GE Aerospace reported a strong second quarter, but the company has lamented the supply chain constraints that has impacted its new engine output. The company produces the CFM International LEAP engine in a 50/50 joint venture with Safran Aircraft Engines.
""While we've made progress and services this quarter, our new engine output was disappointing, down 20% sequentially,"" said GE Aerospace chairman and CEO H. Lawrence Culp. ""It's a clear challenge that we're facing head-on, accelerating the use of FLIGHT DECK in partnership with our suppliers as we work to solve the ongoing supply chain constraints.""
FLIGHT DECK is the company's operating model, which it claims to be a systematic approach that focuses on driving safety, quality, delivery, and cost improvements.

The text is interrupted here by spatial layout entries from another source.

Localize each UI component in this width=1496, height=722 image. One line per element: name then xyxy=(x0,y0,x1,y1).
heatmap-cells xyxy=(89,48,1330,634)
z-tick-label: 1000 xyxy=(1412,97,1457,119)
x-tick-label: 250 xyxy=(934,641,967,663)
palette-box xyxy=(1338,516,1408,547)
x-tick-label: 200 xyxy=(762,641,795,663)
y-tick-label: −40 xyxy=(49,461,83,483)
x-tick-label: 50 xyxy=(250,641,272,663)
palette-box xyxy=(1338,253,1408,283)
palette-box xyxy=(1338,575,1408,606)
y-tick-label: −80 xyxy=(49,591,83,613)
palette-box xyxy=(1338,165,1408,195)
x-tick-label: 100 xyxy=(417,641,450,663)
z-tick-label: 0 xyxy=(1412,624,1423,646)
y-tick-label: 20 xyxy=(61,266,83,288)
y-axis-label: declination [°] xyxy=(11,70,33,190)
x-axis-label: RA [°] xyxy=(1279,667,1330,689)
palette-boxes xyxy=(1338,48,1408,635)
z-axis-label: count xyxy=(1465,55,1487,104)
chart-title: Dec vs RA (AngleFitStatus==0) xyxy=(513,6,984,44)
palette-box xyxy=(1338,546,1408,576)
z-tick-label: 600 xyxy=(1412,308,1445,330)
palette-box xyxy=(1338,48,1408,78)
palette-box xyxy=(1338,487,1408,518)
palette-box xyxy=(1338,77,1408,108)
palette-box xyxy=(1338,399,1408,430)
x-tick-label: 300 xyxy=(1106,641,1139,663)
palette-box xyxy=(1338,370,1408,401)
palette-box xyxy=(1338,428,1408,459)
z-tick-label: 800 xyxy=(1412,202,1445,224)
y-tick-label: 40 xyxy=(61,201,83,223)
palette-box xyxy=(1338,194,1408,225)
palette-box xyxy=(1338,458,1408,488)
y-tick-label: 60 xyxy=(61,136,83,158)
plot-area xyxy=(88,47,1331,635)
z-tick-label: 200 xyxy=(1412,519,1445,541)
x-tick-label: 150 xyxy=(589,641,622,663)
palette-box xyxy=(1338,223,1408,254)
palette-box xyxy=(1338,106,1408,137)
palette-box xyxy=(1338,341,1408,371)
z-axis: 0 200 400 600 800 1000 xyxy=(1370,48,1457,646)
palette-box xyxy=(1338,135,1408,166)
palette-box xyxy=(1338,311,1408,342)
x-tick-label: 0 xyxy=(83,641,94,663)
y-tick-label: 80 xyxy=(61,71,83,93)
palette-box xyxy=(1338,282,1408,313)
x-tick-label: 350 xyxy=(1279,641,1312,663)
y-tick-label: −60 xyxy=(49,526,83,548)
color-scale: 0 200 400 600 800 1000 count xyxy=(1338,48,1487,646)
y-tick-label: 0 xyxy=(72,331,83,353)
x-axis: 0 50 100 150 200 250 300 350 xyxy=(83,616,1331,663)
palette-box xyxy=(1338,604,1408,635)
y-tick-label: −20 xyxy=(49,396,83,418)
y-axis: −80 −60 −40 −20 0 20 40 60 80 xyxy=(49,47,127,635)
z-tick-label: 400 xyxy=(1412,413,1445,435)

Culp added: ""Last quarter, we shared that the common denominator impacting growth across both services and new engines is constrained material supply, with 80% of material input shortages tied to 9 suppliers across 15 supplier sites. This remains our focus today, we've deployed more than 550 of our engineering and supply chain resources into the supply base to use FLIGHT DECK to work hand-in-hand with our suppliers to identify and resolve constraints.""
Total orders for the second quarter totalled $11.2bn, up 18% over last year. Revenues were $9.1bn, up 4%. Its operating profit was at $1.9bn up 37%, while its GAAP profit was $1.4bn, down 4% from last year's second quarter.
The aircraft engine supplier reached agreements at this year's Farnborough International Airshow for four widebody wins including with British Airways for GEnx engines to power six 787s, Japan Airlines for GEnx engines to power up to 20 787s, Turkish Airlines for eight GE90 engines to power four 777 freighters, and National Airlines for eight GE90 engines to power four 777 freighters.
Following the results, the company adjusted its full year 2024 guidance. It rose its operating profit guidance to $6.5bn-$6.8bn, up from its April full year guidance of $6.2bn-$6.6bn. Additionally, its adjusted earnings per share guidance was risen from $3.80-$4.05 up to $3.95-$4.20.